Che provassero pure a farmi rapporto dopo lo sbarco trionfale, all’ammiragliato avrebbero riso loro in faccia.
Mi accomodai sulla poltrona neurale di comando, le fibre molecolari s’innestarono attraverso il jack craniale, una possente consapevolezza pervase il mio corpo, i miei occhi divennero gli occhi della nave, attraverso i sensori vidi e seppi il mio trionfo.
Piccoli centri urbani abitati da rozzi primitivi, nessuna arma, sottosuolo ricchissimo di metalli preziosi.
Impartii velocemente un ordine di rotta d’intercettazione, un breve count-down segnalò l’accensione dei propulsori di spinta, tempo previsto per la quota di fuoco, otto microcicli.
Mi concentrai sulle coordinate del bersaglio, scelsi una città di media grandezza, l’eccitazione crebbe rapidamente quando dovetti immaginare la frequenza delle prime scariche di particelle.
Il count-down segnalò la posizione, chiusi gli occhi visualizzando nella mente la sequenza di tiro.
Poi lo feci.
La nave ebbe un fremito mentre l’energia fluiva attraverso il reattore di condensazione, un attimo prima che il fascio impattasse sulla superficie feci quello che facevo sempre prima dell’invasione.
Immaginai le urla.
Assaporai la distruzione.
Per la gloria degli Harkonnen.
Avevo colpito.
Era ora di chiudere il cerchio della conquista.
– L.E.A.H.
– Comandante.
– Zona di atterraggio ai margini della città, iniziare procedura di risveglio intero equipaggio.
Appena una perturbazione?
– Confermo comandante, zona individuata, apparentemente non ci sono superstiti tra la popolazione.
Trattenni un ghigno feroce.
– Meglio così, i prigionieri sono un’inutile seccatura.
La massa enorme della nave oscurò la stella che riscaldava il pianeta.
La massa nera bucò la densa atmosfera facendo ruggire gli ipersostentatori, lasciando liberi gli aerofreni, un immenso coleottero in planata, le ali membranose sfoderate lungo la fiancata.
Toccammo terra in un tripudio di fiamme e polvere sospesa, all’interno della plancia i biosistemi si animarono all’unisono, il mio equipaggio stava per assistere al trionfo della casata.

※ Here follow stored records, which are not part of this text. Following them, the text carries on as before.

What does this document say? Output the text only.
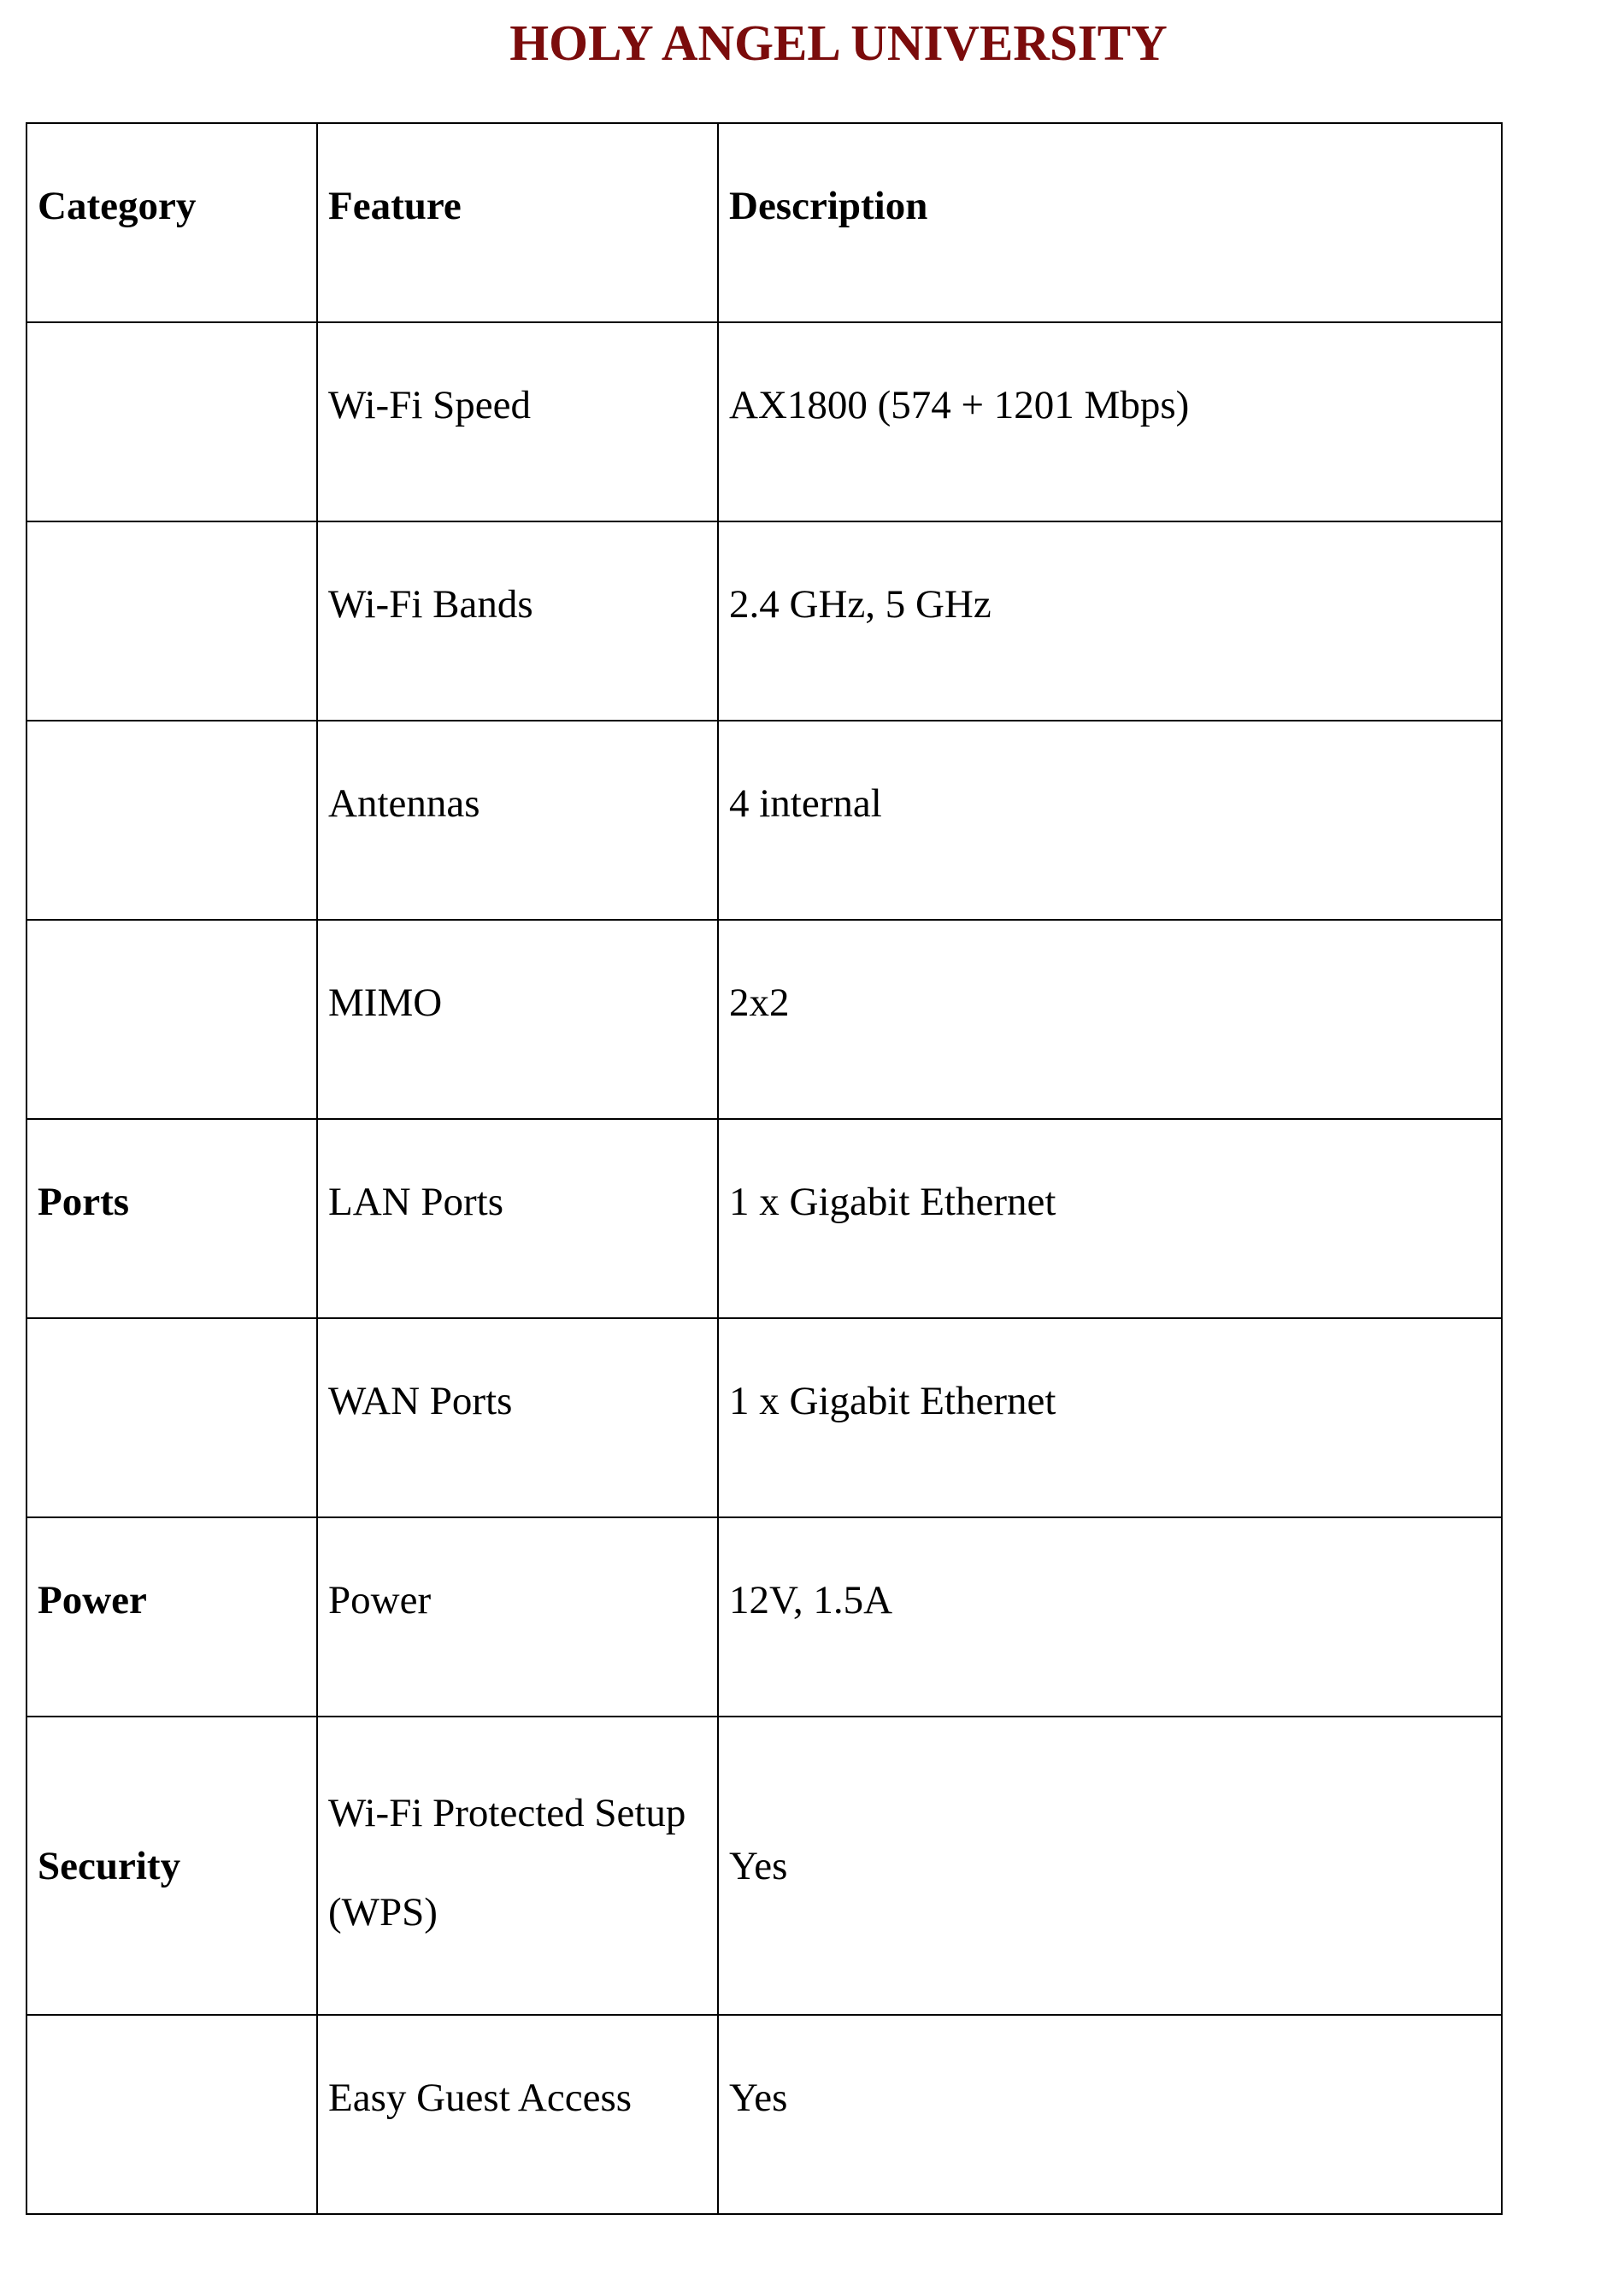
HOLY ANGEL UNIVERSITY
Category	Feature	Description

	Wi-Fi Speed	AX1800 (574 + 1201 Mbps)

	Wi-Fi Bands	2.4 GHz, 5 GHz

	Antennas	4 internal

	MIMO	2x2

Ports	LAN Ports	1 x Gigabit Ethernet

	WAN Ports	1 x Gigabit Ethernet

Power	Power	12V, 1.5A

Security	Wi-Fi Protected Setup (WPS)	Yes

	Easy Guest Access	Yes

Le immagini rimandate dall’esterno raccontarono la distruzione e la morte, l’impero aveva una sola parola, un solo credo.
La conquista.
– Comandante.
Trasalii alla voce.
– Tu osi infrangere…
Non riuscii a proseguire.
– Questo è un allarme di livello uno, comandante Harkonnen. Ho il dovere d’informarla che il centro controllo cibernetico è compromesso. L’intero sistema, la mia memoria e la gestione della nave sono compromessi.
Balbettai.
– Ma chi, come?!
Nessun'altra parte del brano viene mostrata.